Comme l'a rappelé avec force Mme Elisabeth Badinter lors de ses échanges avec votre rapporteur, l'échange social implique d'apparaître à visage découvert dans l'espace public. Ainsi qu'elle l'avait précisé lors de son intervention devant l'Assemblée nationale, le 9 septembre 2009 8 ( * ) , « le visage n'est pas le corps et il n'y a pas, dans la civilisation occidentale, de vêtement du visage ». La dissimulation du visage apparaît, selon Mme Elisabeth Badinter, contraire au principe de fraternité et, au-delà, au principe de civilité : elle marque le refus d'entrer en relation avec autrui ou plus exactement d'accepter la réciprocité et l'échange puisque cette dissimulation permet de voir sans être vu.
Partant d'une toute autre approche, celle des neurosciences, M. Laurent Cohen, professeur de neurologie à l'hôpital de la Salpétrière à Paris, parvient à des conclusions identiques 9 ( * ) : « Identité, regard, émotion, parole, beauté, attention et intention, sont déchiffrés sans relâche par notre machinerie cérébrale : impossible de ne voir dans le visage qui nous fait face qu'un objet de chair sans signification (...) notre visage ne cesse de projeter en retour le même flot d'informations. Il y a là ce qu'on pourrait appeler une « confiance biologique », une activité cérébrale incessante qui fait que chacun se dévoile par son visage, et reçoit en retour ce que l'autre dévoile de lui-même, une confiance qui permet un échange social équilibré. Lorsque notre interlocuteur nous dérobe son visage la « symétrie de la confiance réciproque » est rompue ; vous vous livrez et il se cache ; vous ne connaissez ni son identité, ni ses émotions, ni ses intentions ».
Ces considérations valent pour le voile intégral comme pour toutes pratiques qui conduiraient dans l'espace public, au quotidien, à couvrir son visage.
Le présent projet de loi répond à ces préoccupations en visant une interdiction générale de dissimulation du visage (sous réserve de certaines exceptions) assortie d'une amende.

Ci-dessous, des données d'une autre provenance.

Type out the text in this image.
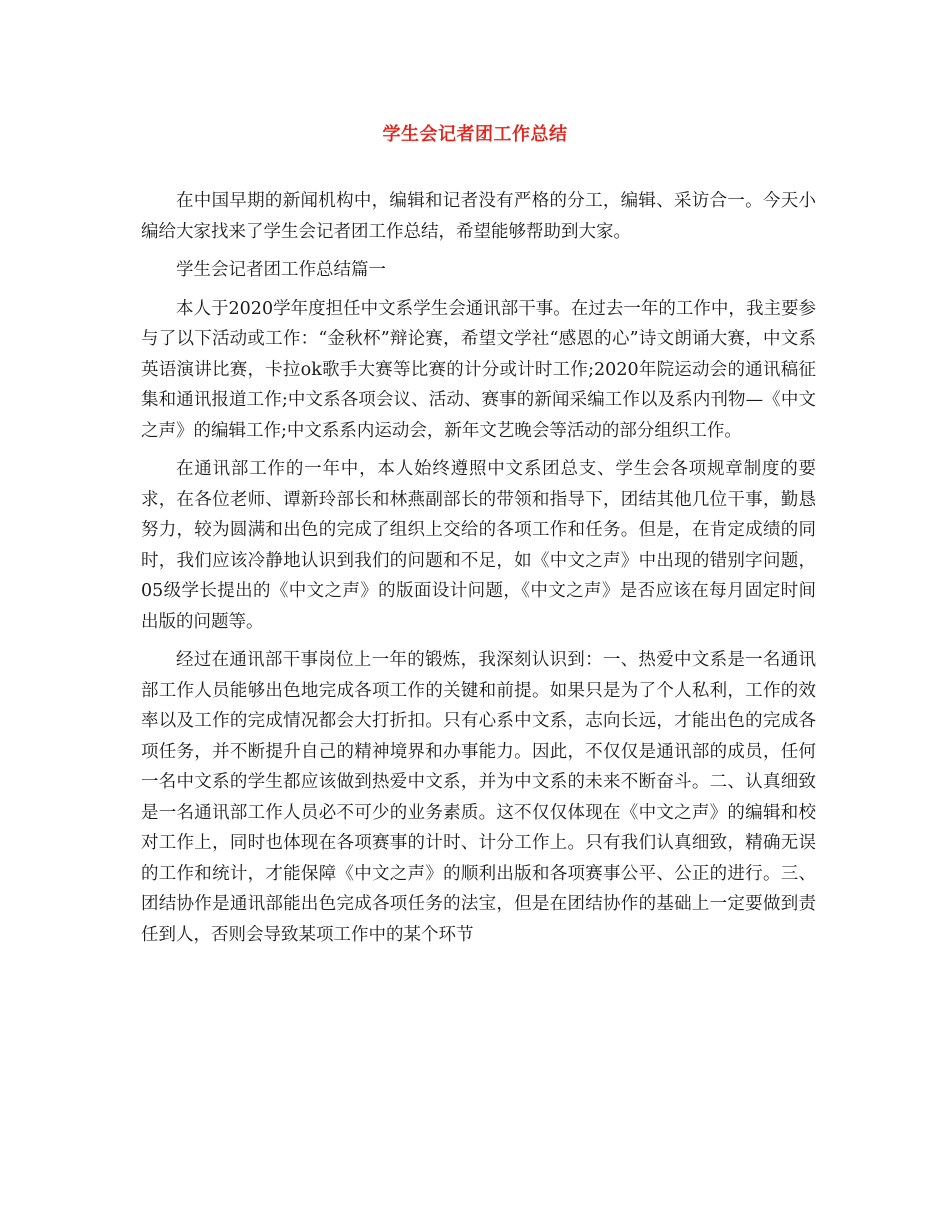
学生会记者团工作总结

在中国早期的新闻机构中，编辑和记者没有严格的分工，编辑、采访合一。今天小编给大家找来了学生会记者团工作总结，希望能够帮助到大家。

学生会记者团工作总结篇一

本人于2020学年度担任中文系学生会通讯部干事。在过去一年的工作中，我主要参与了以下活动或工作：“金秋杯”辩论赛，希望文学社“感恩的心”诗文朗诵大赛，中文系英语演讲比赛，卡拉ok歌手大赛等比赛的计分或计时工作;2020年院运动会的通讯稿征集和通讯报道工作;中文系各项会议、活动、赛事的新闻采编工作以及系内刊物—《中文之声》的编辑工作;中文系系内运动会，新年文艺晚会等活动的部分组织工作。

在通讯部工作的一年中，本人始终遵照中文系团总支、学生会各项规章制度的要求，在各位老师、谭新玲部长和林燕副部长的带领和指导下，团结其他几位干事，勤恳努力，较为圆满和出色的完成了组织上交给的各项工作和任务。但是，在肯定成绩的同时，我们应该冷静地认识到我们的问题和不足，如《中文之声》中出现的错别字问题，05级学长提出的《中文之声》的版面设计问题，《中文之声》是否应该在每月固定时间出版的问题等。

经过在通讯部干事岗位上一年的锻炼，我深刻认识到：一、热爱中文系是一名通讯部工作人员能够出色地完成各项工作的关键和前提。如果只是为了个人私利，工作的效率以及工作的完成情况都会大打折扣。只有心系中文系，志向长远，才能出色的完成各项任务，并不断提升自己的精神境界和办事能力。因此，不仅仅是通讯部的成员，任何一名中文系的学生都应该做到热爱中文系，并为中文系的未来不断奋斗。二、认真细致是一名通讯部工作人员必不可少的业务素质。这不仅仅体现在《中文之声》的编辑和校对工作上，同时也体现在各项赛事的计时、计分工作上。只有我们认真细致，精确无误的工作和统计，才能保障《中文之声》的顺利出版和各项赛事公平、公正的进行。三、团结协作是通讯部能出色完成各项任务的法宝，但是在团结协作的基础上一定要做到责任到人，否则会导致某项工作中的某个环节
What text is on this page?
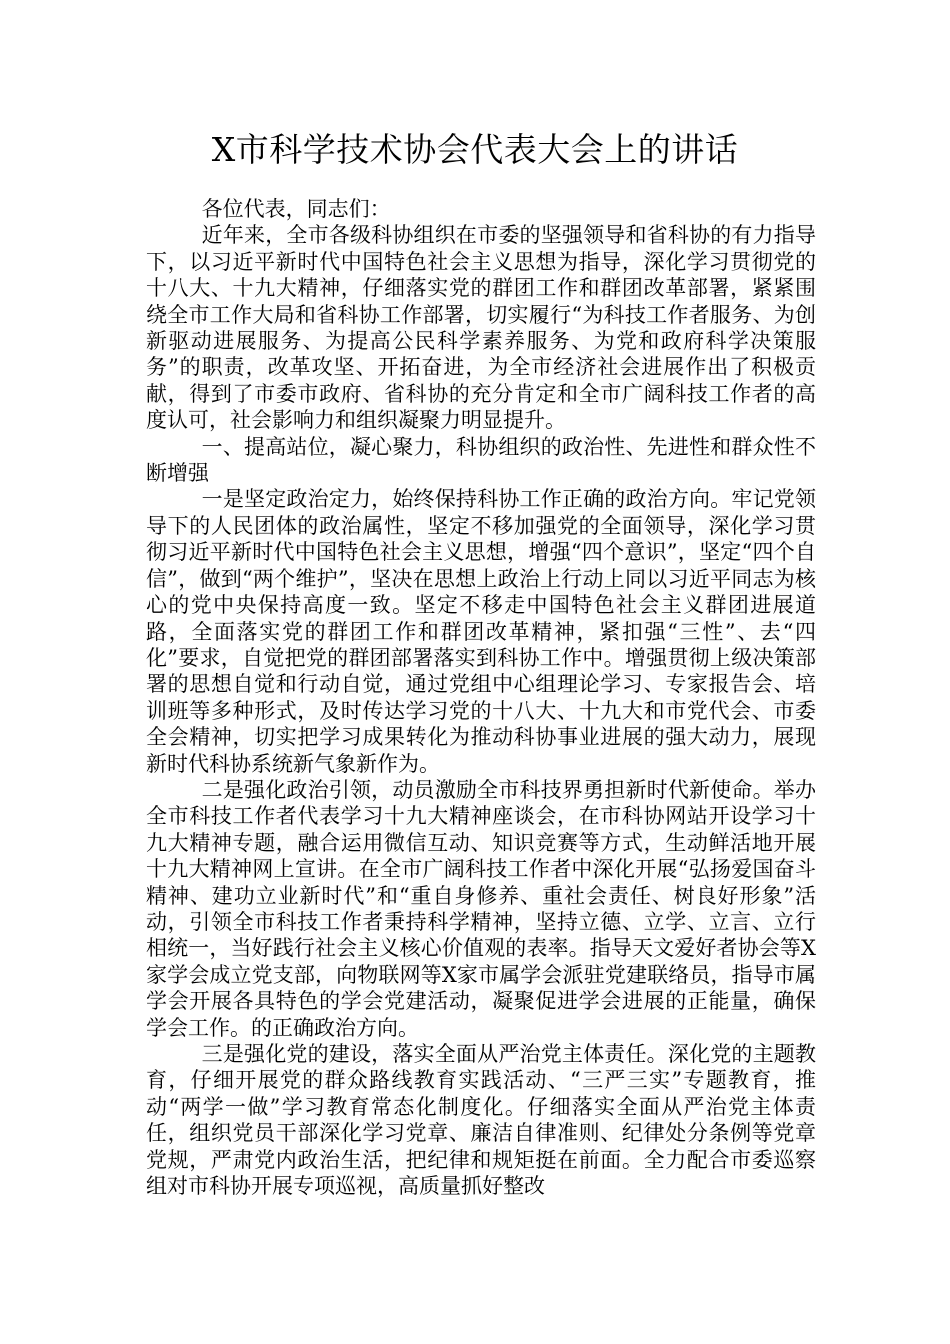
X市科学技术协会代表大会上的讲话

各位代表，同志们：

近年来，全市各级科协组织在市委的坚强领导和省科协的有力指导下，以习近平新时代中国特色社会主义思想为指导，深化学习贯彻党的十八大、十九大精神，仔细落实党的群团工作和群团改革部署，紧紧围绕全市工作大局和省科协工作部署，切实履行“为科技工作者服务、为创新驱动进展服务、为提高公民科学素养服务、为党和政府科学决策服务”的职责，改革攻坚、开拓奋进，为全市经济社会进展作出了积极贡献，得到了市委市政府、省科协的充分肯定和全市广阔科技工作者的高度认可，社会影响力和组织凝聚力明显提升。

一、提高站位，凝心聚力，科协组织的政治性、先进性和群众性不断增强

一是坚定政治定力，始终保持科协工作正确的政治方向。牢记党领导下的人民团体的政治属性，坚定不移加强党的全面领导，深化学习贯彻习近平新时代中国特色社会主义思想，增强“四个意识”，坚定“四个自信”，做到“两个维护”，坚决在思想上政治上行动上同以习近平同志为核心的党中央保持高度一致。坚定不移走中国特色社会主义群团进展道路，全面落实党的群团工作和群团改革精神，紧扣强“三性”、去“四化”要求，自觉把党的群团部署落实到科协工作中。增强贯彻上级决策部署的思想自觉和行动自觉，通过党组中心组理论学习、专家报告会、培训班等多种形式，及时传达学习党的十八大、十九大和市党代会、市委全会精神，切实把学习成果转化为推动科协事业进展的强大动力，展现新时代科协系统新气象新作为。

二是强化政治引领，动员激励全市科技界勇担新时代新使命。举办全市科技工作者代表学习十九大精神座谈会，在市科协网站开设学习十九大精神专题，融合运用微信互动、知识竞赛等方式，生动鲜活地开展十九大精神网上宣讲。在全市广阔科技工作者中深化开展“弘扬爱国奋斗精神、建功立业新时代”和“重自身修养、重社会责任、树良好形象”活动，引领全市科技工作者秉持科学精神，坚持立德、立学、立言、立行相统一，当好践行社会主义核心价值观的表率。指导天文爱好者协会等X家学会成立党支部，向物联网等X家市属学会派驻党建联络员，指导市属学会开展各具特色的学会党建活动，凝聚促进学会进展的正能量，确保学会工作。的正确政治方向。

三是强化党的建设，落实全面从严治党主体责任。深化党的主题教育，仔细开展党的群众路线教育实践活动、“三严三实”专题教育，推动“两学一做”学习教育常态化制度化。仔细落实全面从严治党主体责任，组织党员干部深化学习党章、廉洁自律准则、纪律处分条例等党章党规，严肃党内政治生活，把纪律和规矩挺在前面。全力配合市委巡察组对市科协开展专项巡视，高质量抓好整改
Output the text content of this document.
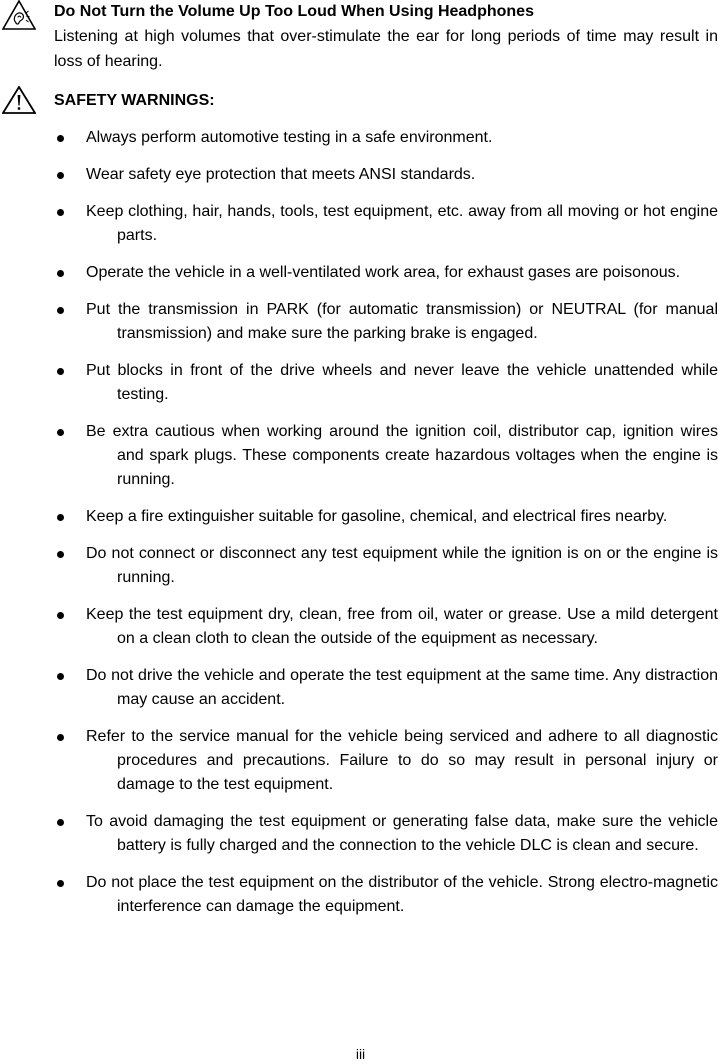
Do Not Turn the Volume Up Too Loud When Using Headphones
Listening at high volumes that over-stimulate the ear for long periods of time may result in loss of hearing.
SAFETY WARNINGS:
Always perform automotive testing in a safe environment.
Wear safety eye protection that meets ANSI standards.
Keep clothing, hair, hands, tools, test equipment, etc. away from all moving or hot engine parts.
Operate the vehicle in a well-ventilated work area, for exhaust gases are poisonous.
Put the transmission in PARK (for automatic transmission) or NEUTRAL (for manual transmission) and make sure the parking brake is engaged.
Put blocks in front of the drive wheels and never leave the vehicle unattended while testing.
Be extra cautious when working around the ignition coil, distributor cap, ignition wires and spark plugs. These components create hazardous voltages when the engine is running.
Keep a fire extinguisher suitable for gasoline, chemical, and electrical fires nearby.
Do not connect or disconnect any test equipment while the ignition is on or the engine is running.
Keep the test equipment dry, clean, free from oil, water or grease. Use a mild detergent on a clean cloth to clean the outside of the equipment as necessary.
Do not drive the vehicle and operate the test equipment at the same time. Any distraction may cause an accident.
Refer to the service manual for the vehicle being serviced and adhere to all diagnostic procedures and precautions. Failure to do so may result in personal injury or damage to the test equipment.
To avoid damaging the test equipment or generating false data, make sure the vehicle battery is fully charged and the connection to the vehicle DLC is clean and secure.
Do not place the test equipment on the distributor of the vehicle. Strong electro-magnetic interference can damage the equipment.
iii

* 1 Sur 339 votants, 335 se sont prononcés pour l'adoption du texte. La grande majorité des députés du groupe socialiste, radical, citoyen et du groupe gauche démocrate et républicaine n'a pas pris part au vote.
* 2 Rapport de l'Assemblée nationale n° 2262 fait au nom de la mission d'information sur la pratique du port du voile intégral sur le territoire national, janvier 2010, « Voile intégral : le refus de la République » ( http://www.assemblee-nationale.fr/13/pdf/rap-info/i2262.pdf ).
*
3
Conseil
d'Etat, Etude relative aux possibilités juridiques d'interdiction du
port du voile intégral, 25 mars 2010
(
http://www.conseil-etat.fr/cde/media/document/avis/etude_vi_30032010.pdf
).
* 4 Résolution sur l'attachement au respect des valeurs républicaines face au développement des pratiques radicales qui y portent atteinte, adoptée par l'Assemblée nationale le 11 mai 2010, TA n° 459.
* 5 Rapport n° 2648 sur le projet de loi interdisant la dissimulation du visage dans l'espace public par M. Jean-Paul Garraud, p. 8 ( http://www.assemblee-nationale.fr/13/rapports/r2648.asp ).
* 6 Ces voiles intégraux doivent être distingués du hijab qui couvre les cheveux et le cou mais pas le visage, et n'entre donc pas dans le champ d'application du projet de loi.
* 7 Albin Michel, 2010.
* 8 Rapport précité, p. 334.
* 9 Burqa, ce que les neurosciences disent du visage, Libération, 12 août 2010.